2 2. Responding to Enhanced Humans with a Cognitive Model
A therapeutic response to those with advanced cognitive abilities would seem to benefit from a psychological model that gives primacy to cognition. That said, it is important to understand that cognition cannot be simply siloed off from other aspects of the self, whether those aspects have to do with our affective, spiritual, or other physical capabilities. Research on cognition generally sees it as intertwined with the body as well as the natural environment in what has been termed “embodied cognition” (e.g.,
Raveh and Tamir 2019;
Herzfeld 2017). Enhancements might occur in areas of physical, cognitive, affective, moral, and perhaps spiritual (
Cole-Turner 2015) abilities.
3 My focus on cognition as a therapeutic target does not mean that other dimensions of one’s life should be ignored.

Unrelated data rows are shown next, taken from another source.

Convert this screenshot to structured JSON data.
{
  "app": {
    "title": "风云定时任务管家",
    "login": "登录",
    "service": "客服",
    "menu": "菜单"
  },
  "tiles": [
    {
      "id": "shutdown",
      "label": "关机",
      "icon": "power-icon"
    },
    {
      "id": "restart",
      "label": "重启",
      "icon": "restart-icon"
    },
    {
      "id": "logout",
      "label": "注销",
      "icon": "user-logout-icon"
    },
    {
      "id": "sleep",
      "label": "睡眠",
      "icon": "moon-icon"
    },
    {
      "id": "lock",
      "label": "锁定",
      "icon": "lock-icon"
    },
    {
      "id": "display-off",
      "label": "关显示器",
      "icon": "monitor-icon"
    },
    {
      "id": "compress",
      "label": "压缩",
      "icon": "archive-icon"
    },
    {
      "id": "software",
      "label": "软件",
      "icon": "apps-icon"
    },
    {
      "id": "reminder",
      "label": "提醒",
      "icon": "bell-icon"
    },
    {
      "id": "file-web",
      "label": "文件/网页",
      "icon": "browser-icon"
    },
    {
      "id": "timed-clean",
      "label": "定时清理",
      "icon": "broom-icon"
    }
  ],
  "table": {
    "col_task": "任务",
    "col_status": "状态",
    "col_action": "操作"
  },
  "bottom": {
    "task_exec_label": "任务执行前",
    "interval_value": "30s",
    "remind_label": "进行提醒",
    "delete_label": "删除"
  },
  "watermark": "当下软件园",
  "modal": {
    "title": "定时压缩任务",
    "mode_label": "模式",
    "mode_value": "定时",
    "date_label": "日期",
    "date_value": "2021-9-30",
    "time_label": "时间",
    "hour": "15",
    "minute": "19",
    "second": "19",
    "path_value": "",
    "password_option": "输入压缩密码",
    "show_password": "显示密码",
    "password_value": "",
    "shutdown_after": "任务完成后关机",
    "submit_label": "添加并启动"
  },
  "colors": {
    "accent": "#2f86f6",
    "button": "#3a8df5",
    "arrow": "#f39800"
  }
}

Additionally, there is some evidence that therapists using a cognitive-behavioral approach have a more positive view of artificial intelligence (AI) than therapists who practice with other approaches, i.e., psychodynamic and systems-relational (
Sebri et al. 2020). That finding could mean that cognitive therapists, compared to other kinds of therapists, may be more predisposed to working with clients with advanced cognitive abilities.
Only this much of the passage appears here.